NEW YORK, Sept 12, (AP): With presidential candidates looking on, some 9/11 victims’ relatives appealed to them Wednesday for accountability as the US marked an anniversary laced with election-season politics. In a remarkable tableau, President Joe Biden, former president Donald Trump and Vice President Kamala Harris stood together at ground zero just hours after Trump and Harris faced off in their first-ever debate.

Trump and Biden - the successor whose inauguration Trump skipped - shook hands, and former New York Mayor Michael Bloomberg appeared to facilitate a handshake between Harris and Trump. Then the campaign rivals stood only a few feet (meters) apart, Biden and Bloomberg between them, as the hourslong reading of victims' names began.

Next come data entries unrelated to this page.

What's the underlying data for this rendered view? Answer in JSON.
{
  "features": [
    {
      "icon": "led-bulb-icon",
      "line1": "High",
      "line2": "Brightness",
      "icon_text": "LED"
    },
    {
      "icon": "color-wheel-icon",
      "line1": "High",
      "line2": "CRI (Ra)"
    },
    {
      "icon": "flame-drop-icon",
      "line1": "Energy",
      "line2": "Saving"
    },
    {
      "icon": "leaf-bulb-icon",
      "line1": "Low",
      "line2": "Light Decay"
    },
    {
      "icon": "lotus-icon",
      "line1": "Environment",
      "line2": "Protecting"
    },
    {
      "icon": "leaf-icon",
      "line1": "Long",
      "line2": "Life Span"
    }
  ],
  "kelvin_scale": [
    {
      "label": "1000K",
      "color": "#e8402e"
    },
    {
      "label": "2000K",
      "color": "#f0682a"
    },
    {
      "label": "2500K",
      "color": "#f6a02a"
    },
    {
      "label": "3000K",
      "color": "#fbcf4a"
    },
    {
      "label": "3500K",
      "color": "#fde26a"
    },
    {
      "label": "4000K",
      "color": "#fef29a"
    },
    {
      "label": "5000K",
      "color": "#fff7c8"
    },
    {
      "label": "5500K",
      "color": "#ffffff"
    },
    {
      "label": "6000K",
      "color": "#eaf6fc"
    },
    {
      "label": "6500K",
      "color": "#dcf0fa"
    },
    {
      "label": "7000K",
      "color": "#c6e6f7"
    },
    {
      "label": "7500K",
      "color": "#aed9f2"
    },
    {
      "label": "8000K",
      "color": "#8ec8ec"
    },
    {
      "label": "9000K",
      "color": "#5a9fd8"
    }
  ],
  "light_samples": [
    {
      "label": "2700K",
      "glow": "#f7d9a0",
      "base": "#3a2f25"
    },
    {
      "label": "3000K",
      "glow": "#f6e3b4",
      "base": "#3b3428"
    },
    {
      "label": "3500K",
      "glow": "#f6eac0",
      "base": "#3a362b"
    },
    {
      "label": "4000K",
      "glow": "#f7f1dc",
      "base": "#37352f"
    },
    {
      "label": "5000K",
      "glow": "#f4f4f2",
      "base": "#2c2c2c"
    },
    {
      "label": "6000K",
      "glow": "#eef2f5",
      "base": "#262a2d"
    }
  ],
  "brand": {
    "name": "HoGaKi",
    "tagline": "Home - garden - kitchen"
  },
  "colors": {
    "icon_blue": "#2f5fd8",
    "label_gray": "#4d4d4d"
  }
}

At Trump’s side was his running mate, Sen. JD Vance. The image was one of putting politics aside at this year's solemn commemoration of the hijacked-plane attacks that killed nearly 3,000 people on Sept. 11, 2001. But some victims' relatives, after reading out names, delivered political messages of their own. "We are pleading for your help, but you ignore us,” Allison Walsh-DiMarzio said, directly challenging Trump and Harris to press Saudi Arabia about any official involvement in the attacks.

Most of the 19 hijackers were Saudi, but the kingdom denies it was behind their plot. "Which one of you will have the courage to be our hero? We deserve better,” Walsh-DiMarzio said. She’s a daughter of 9/11 victim Barbara P. Walsh, an administrative assistant. Joanne Barbara was one of multiple readers who spoke out against a now-revoked plea deal that military prosecutors struck with alleged 9/11 mastermind Khalid Sheikh Mohammed and two fellow defendants. "It has been 23 years, and the families deserve justice and accountability,” said the widow of Assistant Fire Chief Gerard A. Barbara.